Comecemos por nos colocar em perspectiva, através do pensamento de um jovem adolescente: “Se calhar, o mundo em que nós vivemos não é mais do que uma parte de uma parte de uma parte de uma parte de uma parte de um eletrão de um átomo de uma molécula de um cabelo de sabe Deus que gigante ou coisa esquisita em que nós não conseguimos pensar. E, se calhar, este gigante ou o que for não passa de um homem que vive numa barraca numa aldeia de uma freguesia de uma província de uma região de um estado de um continente de um planeta de um sistema planetário de um universo que é uma parte de um electrão de um átomo de uma molécula de outro cabelo de outro gigante miliotrilionésimas vezes maior”.
O transcrito pertence ao pensamento da personagem central criada por Julián Ayesta (1919-1996) no seu pequeno romance “Helena ou o Mar do Verão” (Dom Quixote, 2023), escrito em 1952 e agora publicado em Portugal pelas edições Dom Quixote. À época acolhido pelos leitores como uma das mais extraordinárias narrativas espanholas do pós-guerra, continua, quase um século depois, a afirmar-se de forma respeitosa entre novos leitores. Desde logo, a constatação da intemporalidade do lirismo, da elegância das pequenas narrativas que contêm grandes mensagens. No caso, uma história que retrata e acompanha diálogos intergeracionais, a evolução do pensamento e do comportamento da infância à adultez, a partir de flashes do quotidiano de uma família.
Na Espanha católica dos anos cinquenta, um rapaz aguarda a chegada do verão e dos primos, principalmente de Helena, confrontando-se com a transformação desta e com a sua própria metamorfose – a física, mas principalmente a relacionada com um desejo menos inocente, mais conflituante com os limites convencionados. O relato demonstra como as brincadeiras de sempre deixam de ser bem aceites, os limites impostos à intimidade que vai sendo descoberta e desejada, a percepção da relatividade da vontade individual face aos outros e ao contexto social. O relato, profundamente sustentado à época, revela de forma hábil a presença do sexismo no permitido e no interdito.

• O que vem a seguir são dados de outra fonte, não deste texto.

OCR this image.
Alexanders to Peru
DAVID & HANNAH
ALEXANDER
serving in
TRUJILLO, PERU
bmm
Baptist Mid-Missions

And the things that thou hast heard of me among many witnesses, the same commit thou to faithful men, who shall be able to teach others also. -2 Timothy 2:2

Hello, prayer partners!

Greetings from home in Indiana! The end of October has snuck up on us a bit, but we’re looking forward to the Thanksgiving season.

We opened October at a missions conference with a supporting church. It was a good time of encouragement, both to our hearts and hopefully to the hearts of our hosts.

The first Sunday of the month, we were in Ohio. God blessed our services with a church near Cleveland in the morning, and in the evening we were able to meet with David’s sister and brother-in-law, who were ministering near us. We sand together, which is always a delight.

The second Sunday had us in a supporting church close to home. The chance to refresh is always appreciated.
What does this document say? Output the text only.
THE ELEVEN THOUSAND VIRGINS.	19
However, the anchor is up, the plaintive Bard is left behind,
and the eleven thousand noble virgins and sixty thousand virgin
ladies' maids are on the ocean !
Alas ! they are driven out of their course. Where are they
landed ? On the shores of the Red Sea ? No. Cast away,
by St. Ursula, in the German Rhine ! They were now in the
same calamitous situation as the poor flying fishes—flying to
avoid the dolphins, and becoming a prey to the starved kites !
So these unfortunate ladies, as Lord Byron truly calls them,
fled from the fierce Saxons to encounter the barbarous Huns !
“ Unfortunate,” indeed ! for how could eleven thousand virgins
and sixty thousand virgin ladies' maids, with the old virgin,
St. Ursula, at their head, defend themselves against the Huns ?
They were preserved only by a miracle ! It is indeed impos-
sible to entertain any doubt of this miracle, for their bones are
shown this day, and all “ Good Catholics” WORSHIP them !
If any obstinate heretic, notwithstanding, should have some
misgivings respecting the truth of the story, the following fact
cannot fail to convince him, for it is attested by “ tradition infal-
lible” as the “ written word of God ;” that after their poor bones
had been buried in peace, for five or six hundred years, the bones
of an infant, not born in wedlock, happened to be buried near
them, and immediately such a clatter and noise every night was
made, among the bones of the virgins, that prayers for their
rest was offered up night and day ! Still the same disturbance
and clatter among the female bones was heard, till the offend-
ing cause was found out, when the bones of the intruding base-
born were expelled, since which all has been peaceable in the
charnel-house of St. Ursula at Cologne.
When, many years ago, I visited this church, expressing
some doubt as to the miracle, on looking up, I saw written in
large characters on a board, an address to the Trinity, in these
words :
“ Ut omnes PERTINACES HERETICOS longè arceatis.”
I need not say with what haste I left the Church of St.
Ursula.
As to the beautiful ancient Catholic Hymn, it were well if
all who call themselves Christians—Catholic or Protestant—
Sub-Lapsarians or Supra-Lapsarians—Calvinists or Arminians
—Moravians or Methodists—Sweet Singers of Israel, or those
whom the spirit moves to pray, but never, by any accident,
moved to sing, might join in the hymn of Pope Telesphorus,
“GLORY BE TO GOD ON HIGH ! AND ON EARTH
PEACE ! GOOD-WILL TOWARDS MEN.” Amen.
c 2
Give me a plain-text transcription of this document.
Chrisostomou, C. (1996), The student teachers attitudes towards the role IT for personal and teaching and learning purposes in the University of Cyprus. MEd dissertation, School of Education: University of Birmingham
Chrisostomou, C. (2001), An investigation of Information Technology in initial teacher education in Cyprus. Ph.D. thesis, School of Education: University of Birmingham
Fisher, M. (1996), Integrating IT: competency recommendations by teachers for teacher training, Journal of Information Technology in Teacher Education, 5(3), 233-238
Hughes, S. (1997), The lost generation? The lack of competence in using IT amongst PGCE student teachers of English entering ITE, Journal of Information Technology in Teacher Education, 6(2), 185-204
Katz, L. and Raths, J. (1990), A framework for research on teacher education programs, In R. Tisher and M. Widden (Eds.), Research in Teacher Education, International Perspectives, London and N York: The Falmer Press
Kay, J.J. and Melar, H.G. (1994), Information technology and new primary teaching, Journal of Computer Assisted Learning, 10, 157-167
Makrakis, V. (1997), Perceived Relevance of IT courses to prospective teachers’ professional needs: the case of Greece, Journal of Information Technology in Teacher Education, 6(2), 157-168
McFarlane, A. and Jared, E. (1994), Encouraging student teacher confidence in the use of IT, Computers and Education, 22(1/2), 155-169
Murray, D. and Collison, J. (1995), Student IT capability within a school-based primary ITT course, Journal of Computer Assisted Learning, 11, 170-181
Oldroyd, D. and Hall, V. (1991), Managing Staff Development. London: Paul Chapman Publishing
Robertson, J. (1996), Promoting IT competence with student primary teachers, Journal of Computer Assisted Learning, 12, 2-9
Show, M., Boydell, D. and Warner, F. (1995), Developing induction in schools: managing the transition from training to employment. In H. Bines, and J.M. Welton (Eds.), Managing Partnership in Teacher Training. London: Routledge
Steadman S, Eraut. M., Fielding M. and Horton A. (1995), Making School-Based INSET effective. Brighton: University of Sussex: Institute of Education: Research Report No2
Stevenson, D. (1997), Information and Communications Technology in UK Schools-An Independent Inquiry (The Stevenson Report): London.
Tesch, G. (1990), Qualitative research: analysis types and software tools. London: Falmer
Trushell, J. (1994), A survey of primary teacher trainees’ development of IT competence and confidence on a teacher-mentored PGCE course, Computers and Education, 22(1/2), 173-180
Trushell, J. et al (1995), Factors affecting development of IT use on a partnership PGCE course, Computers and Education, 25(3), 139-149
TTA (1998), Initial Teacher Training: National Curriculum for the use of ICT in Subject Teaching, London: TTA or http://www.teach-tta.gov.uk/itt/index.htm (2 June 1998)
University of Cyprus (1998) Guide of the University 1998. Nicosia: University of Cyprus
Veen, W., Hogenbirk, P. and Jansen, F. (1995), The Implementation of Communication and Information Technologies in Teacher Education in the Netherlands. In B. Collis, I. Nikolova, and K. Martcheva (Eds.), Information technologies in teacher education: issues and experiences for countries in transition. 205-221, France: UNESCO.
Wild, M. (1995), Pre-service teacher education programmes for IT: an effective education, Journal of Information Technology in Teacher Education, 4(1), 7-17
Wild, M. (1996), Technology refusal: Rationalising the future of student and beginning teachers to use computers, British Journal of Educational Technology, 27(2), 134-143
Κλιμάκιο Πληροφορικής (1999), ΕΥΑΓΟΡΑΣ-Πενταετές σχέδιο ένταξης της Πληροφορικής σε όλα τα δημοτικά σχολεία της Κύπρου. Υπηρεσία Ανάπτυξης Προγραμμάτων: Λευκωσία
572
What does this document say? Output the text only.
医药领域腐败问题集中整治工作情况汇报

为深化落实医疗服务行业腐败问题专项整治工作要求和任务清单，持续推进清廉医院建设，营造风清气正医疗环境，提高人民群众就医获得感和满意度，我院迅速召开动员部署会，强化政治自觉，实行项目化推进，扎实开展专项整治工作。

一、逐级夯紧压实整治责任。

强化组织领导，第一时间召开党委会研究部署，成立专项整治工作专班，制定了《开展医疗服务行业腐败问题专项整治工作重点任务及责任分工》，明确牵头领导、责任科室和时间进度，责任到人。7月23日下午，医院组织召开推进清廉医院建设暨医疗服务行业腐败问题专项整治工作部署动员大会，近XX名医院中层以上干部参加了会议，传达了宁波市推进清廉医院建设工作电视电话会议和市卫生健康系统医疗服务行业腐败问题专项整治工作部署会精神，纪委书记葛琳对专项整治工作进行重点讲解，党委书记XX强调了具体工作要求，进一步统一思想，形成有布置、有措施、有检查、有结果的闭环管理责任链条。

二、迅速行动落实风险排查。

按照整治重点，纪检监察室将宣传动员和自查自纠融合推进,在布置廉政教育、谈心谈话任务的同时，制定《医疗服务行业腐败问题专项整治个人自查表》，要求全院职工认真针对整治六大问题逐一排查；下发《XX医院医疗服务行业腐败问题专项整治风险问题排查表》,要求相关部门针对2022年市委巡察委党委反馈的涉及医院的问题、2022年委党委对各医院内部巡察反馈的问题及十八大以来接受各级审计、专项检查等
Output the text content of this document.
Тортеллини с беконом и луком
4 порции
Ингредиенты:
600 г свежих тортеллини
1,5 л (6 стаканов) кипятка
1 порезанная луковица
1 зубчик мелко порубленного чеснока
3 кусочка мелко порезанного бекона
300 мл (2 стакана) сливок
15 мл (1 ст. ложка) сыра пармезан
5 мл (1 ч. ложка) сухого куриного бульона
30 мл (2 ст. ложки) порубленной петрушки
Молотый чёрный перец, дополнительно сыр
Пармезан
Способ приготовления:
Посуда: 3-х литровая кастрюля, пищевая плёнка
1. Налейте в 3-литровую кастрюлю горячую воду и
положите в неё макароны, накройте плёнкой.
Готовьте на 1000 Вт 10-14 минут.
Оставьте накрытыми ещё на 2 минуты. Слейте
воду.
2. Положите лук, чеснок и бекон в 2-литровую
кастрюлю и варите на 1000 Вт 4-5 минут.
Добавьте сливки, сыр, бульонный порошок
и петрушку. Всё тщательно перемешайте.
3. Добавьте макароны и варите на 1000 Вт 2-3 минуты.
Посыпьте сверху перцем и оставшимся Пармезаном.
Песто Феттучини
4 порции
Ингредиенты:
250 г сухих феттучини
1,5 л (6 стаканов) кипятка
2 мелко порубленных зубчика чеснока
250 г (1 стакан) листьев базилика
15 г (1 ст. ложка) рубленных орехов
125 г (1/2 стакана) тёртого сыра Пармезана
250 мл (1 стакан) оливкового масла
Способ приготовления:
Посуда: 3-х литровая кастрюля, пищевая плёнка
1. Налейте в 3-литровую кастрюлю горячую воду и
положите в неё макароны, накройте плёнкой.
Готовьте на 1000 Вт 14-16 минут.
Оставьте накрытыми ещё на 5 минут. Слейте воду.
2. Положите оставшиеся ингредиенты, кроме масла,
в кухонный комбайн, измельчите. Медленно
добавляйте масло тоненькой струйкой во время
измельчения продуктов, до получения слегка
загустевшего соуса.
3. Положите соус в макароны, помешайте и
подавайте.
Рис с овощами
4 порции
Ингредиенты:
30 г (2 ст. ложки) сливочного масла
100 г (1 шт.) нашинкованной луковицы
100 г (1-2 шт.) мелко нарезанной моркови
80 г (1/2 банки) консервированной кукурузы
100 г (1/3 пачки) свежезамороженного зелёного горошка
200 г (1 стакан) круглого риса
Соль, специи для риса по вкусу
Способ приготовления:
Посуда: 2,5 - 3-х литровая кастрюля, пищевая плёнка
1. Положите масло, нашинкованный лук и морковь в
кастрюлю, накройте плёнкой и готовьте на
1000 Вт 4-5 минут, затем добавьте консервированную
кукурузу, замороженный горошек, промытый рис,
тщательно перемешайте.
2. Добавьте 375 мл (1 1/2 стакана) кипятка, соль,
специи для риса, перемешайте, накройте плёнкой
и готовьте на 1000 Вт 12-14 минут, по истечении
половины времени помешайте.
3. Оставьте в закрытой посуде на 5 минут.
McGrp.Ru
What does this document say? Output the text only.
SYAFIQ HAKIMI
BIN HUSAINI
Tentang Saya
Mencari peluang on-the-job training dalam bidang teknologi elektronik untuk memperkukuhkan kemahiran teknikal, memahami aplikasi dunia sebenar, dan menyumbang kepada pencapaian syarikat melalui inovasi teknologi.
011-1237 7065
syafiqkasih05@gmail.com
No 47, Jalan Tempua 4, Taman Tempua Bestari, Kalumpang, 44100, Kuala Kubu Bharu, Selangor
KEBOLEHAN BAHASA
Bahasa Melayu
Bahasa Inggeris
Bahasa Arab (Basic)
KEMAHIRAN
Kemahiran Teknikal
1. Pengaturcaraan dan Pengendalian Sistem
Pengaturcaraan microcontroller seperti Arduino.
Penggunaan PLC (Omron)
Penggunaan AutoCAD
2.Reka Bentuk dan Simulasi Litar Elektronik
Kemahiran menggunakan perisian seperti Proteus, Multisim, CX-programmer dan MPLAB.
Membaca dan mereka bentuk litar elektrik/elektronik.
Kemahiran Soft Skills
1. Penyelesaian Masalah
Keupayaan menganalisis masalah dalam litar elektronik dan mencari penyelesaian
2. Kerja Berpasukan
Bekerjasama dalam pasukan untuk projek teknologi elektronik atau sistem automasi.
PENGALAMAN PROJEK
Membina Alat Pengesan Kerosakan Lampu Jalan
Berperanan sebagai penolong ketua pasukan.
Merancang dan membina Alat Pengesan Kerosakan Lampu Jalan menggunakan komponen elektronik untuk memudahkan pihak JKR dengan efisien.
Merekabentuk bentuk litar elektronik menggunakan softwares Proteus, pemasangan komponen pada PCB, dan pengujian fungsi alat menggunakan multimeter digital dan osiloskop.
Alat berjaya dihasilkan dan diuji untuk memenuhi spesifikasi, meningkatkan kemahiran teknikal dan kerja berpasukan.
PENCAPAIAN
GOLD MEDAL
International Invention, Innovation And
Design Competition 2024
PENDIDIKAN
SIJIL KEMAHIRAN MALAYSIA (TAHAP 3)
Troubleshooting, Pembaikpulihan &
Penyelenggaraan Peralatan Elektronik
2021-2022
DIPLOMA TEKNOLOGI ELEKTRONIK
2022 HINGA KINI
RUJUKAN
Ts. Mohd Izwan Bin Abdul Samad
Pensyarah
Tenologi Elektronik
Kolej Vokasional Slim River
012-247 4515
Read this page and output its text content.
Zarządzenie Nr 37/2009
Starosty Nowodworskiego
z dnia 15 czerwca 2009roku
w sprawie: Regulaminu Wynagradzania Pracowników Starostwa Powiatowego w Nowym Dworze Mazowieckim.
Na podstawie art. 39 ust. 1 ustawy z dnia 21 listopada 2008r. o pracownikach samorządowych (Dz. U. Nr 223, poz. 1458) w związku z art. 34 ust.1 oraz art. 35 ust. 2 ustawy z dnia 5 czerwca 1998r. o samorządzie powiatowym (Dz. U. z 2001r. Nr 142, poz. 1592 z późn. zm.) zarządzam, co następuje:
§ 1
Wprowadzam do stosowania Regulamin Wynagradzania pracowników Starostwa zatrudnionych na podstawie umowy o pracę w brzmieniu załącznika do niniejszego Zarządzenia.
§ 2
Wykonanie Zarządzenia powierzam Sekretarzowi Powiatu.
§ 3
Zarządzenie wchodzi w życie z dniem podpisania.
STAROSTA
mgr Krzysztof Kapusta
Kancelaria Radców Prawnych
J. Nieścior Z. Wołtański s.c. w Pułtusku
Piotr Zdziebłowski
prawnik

Regressando à frase inicial, desengane-se o leitor menos precavido quanto à narrativa de Julián Ayesta. Apesar do trecho escolhido e transcrito, encontrará um texto perfeitamente estruturado e pontuado, enriquecido pela capacidade de, ainda assim, soltar amarras, permitindo-se a excertos profundamente sensoriais. A transmissão da ideia de infinito e de relatividade existencial é feita com recurso a esta forma de escrita, com um tremendo efeito imediato, como aliás também acontece quando o autor, por oposição, quer transmitir um contexto especialmente estruturado, fazendo-o por intermédio de um texto com frases curtas, intermediadas por diálogos simples e claros entre as personagens, num cenário repleto de detalhes, luzes, risos, cheiros e notas de conversas.
Julián Ayesta deixa-nos por tudo isto um pequeno livro, mas um grande e muitíssimo bem conseguido exercício demonstrativo de como é possível compaginar a simplicidade e a extravagância, o convencional e a audácia. Pela critica, continua a ser enaltecida como uma prosa magistral, elegante e intemporal. Pelo que nos diz respeito, consideramo-la um convite de pleno direito a uma viagem onírica.